On Tuesday, September 2, 2003, at 07:44 AM, James Strachan wrote:
On Tuesday, September 2, 2003, at 12:56 am, Dain Sundstrom wrote:I think we should just use Digester directly.
Why?
The introspection makes me wary. If they change the rules, all of our stuff breaks. Besides that, I think the "digester glue" code you complain about below is simple to read and understand.
Anyway, I have some digester code I'll check in later, and when I do maybe you can show me how much easier it would have been with Betwixt.
Betwixt looks interesting but I don't see why we need it.
It defaults the Digester rules for you - provided you follow some real simple naming conventions (getters, setters, adders).
What happens when you have exceptions and non trivial mappings.
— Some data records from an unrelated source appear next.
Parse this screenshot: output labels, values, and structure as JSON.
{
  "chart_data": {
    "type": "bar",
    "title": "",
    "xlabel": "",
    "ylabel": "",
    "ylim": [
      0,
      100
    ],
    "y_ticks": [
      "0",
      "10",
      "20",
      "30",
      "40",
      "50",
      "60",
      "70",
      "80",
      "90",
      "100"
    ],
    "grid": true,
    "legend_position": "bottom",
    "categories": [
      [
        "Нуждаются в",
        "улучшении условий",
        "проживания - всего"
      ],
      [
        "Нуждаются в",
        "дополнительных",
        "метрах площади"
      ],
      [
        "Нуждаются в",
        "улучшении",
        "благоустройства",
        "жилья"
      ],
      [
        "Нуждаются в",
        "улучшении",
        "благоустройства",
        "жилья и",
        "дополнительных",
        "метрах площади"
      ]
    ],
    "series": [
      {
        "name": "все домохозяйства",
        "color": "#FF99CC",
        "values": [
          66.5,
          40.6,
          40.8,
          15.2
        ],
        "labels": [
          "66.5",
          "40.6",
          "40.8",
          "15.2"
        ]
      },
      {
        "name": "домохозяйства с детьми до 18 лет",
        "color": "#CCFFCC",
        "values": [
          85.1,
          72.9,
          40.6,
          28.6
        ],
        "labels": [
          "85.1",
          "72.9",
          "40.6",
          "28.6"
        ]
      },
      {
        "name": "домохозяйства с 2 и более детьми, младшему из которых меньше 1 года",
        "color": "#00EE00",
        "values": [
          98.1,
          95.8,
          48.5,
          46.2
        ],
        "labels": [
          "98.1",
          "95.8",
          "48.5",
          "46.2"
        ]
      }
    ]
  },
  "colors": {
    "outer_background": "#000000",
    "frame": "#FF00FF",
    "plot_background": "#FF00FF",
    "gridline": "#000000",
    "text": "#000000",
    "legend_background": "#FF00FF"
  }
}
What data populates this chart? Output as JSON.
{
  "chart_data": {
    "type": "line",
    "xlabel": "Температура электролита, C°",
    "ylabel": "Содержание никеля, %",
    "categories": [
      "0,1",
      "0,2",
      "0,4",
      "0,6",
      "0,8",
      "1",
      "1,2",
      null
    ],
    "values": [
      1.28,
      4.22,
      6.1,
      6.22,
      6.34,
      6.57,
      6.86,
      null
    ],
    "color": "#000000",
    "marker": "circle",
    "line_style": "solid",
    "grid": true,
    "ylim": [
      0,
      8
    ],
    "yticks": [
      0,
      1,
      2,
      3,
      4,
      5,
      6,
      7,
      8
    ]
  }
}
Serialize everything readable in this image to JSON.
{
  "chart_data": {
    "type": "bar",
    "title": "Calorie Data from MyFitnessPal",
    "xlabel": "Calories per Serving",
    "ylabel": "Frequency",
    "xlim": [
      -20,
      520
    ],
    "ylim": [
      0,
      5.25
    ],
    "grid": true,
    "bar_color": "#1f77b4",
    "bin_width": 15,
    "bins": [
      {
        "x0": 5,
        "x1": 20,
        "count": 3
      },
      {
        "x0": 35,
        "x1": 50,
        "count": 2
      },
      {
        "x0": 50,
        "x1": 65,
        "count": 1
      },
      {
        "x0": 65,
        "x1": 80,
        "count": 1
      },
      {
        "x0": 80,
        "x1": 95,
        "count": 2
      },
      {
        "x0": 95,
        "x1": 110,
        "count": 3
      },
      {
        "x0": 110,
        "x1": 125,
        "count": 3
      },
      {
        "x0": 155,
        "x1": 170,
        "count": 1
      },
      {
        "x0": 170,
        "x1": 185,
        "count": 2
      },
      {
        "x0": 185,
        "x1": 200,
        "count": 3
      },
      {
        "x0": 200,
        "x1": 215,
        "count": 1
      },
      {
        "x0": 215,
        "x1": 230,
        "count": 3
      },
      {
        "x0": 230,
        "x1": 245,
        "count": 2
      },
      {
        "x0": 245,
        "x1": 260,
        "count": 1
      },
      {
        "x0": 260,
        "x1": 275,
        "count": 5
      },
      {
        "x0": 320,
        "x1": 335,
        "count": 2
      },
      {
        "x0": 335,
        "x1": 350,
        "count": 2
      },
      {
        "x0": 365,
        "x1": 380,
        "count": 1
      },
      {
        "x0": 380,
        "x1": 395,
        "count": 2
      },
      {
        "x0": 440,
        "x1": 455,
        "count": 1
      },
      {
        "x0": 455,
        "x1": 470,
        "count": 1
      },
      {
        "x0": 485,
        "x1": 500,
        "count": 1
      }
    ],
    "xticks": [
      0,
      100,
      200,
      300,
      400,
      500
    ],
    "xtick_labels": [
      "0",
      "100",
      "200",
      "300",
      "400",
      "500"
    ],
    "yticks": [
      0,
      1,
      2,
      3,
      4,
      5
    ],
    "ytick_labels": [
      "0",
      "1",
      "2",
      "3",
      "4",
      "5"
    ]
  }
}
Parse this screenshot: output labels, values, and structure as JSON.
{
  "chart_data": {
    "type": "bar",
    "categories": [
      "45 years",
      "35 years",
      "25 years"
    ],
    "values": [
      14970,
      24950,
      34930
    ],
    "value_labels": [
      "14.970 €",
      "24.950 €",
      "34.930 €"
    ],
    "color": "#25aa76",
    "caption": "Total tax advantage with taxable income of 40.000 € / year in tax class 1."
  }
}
For example, I have a place where I named an xml attribute named "class", but the class attribute is named "name" because the spec calls it that (and the spec is wrong).
I wrote some digester code the handle mbean description files in about 20 minutes (without knowing anything about Digester).
Betwixt auto-defaults the Digester rules using introspection so it saves writing all that Digester glue. Also note that Digester is read only - it cannot generate XML. Betwixt defaults digester rules to parse XML and can generate XML from the beans if required.
Cool. Can Digester do this or does digester do something special to make it happen?